Analysis of nosocomial transmission in the early stages of the pandemic at a large multi-site healthcare institution. Nosocomial incidence is linked with infection control interventions..
Viral genome sequence and epidemiological data were analysed for 574 consecutive SARS-CoV-2 PCR-positive patients including 86 nosocomial cases during the first 19 days of the pandemic.

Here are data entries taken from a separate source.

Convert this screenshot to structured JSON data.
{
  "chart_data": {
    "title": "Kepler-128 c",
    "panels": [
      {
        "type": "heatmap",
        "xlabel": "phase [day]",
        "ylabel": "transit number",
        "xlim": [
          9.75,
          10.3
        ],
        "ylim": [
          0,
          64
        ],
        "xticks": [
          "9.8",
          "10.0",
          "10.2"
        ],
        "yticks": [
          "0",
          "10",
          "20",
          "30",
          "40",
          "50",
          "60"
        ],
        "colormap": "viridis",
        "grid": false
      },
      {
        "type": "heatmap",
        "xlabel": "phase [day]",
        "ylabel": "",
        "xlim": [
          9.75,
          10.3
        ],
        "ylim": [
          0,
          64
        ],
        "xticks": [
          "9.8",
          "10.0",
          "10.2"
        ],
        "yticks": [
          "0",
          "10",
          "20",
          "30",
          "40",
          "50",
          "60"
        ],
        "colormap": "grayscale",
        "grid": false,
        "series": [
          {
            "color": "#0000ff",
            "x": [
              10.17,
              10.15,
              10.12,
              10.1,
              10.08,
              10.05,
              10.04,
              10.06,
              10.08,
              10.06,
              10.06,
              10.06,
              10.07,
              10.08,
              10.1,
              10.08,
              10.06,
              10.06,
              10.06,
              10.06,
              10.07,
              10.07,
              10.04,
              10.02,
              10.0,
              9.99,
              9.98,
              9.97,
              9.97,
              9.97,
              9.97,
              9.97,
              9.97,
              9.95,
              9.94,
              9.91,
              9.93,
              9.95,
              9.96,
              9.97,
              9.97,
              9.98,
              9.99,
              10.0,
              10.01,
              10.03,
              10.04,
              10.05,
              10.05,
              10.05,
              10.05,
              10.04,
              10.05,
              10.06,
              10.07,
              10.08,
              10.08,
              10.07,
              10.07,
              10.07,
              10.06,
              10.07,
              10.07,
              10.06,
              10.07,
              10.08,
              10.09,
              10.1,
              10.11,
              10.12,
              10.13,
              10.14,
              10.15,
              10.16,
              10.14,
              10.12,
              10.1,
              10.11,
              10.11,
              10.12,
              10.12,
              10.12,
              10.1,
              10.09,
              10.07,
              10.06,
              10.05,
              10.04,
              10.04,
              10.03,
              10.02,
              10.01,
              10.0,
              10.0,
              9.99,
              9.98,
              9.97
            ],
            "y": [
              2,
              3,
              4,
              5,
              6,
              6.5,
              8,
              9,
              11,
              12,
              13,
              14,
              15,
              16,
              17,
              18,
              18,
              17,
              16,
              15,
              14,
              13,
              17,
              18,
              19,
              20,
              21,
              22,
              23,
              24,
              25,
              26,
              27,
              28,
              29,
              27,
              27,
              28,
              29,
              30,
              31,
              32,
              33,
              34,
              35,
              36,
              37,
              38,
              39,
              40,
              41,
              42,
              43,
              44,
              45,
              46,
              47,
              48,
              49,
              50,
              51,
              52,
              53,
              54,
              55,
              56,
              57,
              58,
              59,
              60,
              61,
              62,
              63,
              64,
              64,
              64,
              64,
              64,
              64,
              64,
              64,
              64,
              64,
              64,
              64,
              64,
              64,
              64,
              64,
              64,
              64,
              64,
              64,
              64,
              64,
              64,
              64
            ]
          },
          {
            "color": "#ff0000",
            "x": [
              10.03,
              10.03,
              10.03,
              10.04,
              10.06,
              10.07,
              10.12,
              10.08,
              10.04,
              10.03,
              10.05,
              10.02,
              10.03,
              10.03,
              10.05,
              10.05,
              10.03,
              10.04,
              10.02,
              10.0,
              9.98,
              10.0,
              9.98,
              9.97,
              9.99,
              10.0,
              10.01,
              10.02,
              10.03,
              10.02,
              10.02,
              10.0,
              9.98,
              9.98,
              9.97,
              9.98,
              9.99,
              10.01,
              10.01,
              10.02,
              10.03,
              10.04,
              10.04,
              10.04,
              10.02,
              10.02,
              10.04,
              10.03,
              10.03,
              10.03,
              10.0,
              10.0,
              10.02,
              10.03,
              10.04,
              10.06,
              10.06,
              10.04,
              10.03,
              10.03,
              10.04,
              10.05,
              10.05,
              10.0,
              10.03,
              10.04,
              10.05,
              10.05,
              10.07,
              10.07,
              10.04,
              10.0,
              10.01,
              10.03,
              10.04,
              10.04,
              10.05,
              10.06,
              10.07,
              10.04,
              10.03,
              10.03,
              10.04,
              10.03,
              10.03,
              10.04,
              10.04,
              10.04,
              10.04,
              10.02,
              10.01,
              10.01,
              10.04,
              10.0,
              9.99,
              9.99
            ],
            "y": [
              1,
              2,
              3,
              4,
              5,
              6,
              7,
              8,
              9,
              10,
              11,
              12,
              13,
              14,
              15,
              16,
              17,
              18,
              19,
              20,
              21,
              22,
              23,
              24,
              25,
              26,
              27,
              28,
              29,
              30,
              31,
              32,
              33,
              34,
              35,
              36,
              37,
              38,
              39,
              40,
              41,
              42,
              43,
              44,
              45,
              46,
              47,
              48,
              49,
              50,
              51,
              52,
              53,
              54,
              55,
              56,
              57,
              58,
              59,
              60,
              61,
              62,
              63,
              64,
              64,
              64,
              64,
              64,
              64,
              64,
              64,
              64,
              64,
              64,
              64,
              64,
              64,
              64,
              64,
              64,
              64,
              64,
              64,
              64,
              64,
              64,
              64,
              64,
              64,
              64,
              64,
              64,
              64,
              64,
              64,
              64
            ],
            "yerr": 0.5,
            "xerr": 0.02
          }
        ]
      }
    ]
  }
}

44 putative transmission clusters were found through epidemiological analysis, which included 234 cases and all 86 nosocomial cases. SARS-CoV-2 genome sequence was obtained from 168/234 (72%) of these cases in epidemiological clusters, including 77/86 (90%) nosocomial cases. Only 75/168 (45%) linked, sequenced cases were not refuted by applying genomic data, creating 14 final clusters accounting for 59/77 (77%) sequenced nosocomial cases. Viral haplotypes from these clusters were enriched 1-14x (median 4x) compared to the community. Three factors implicated unidentified cases in transmission: i) community-onset or indeterminate cases were absent in 7/14 (50%) of clusters ii) 4 (29%) clusters had additional evidence of cryptic transmission. iii) In 3 (21%) clusters, diagnosis of the earliest case was delayed which may have facilitated transmission. Nosocomial cases decreased to low levels (0-2 per day) despite continuing high numbers of admissions of community-onset SARS-CoV-2 cases (40-50 per day) and before the impact of introducing universal face-masks or banning hospital visitors.
Genomics was necessary to accurately resolve transmission clusters Our data supports unidentified cases, such as healthcare workers or asymptomatic patients, as important vectors of transmission. Evidence is needed to ascertain whether routine screening increases case ascertainment and limits nosocomial transmission.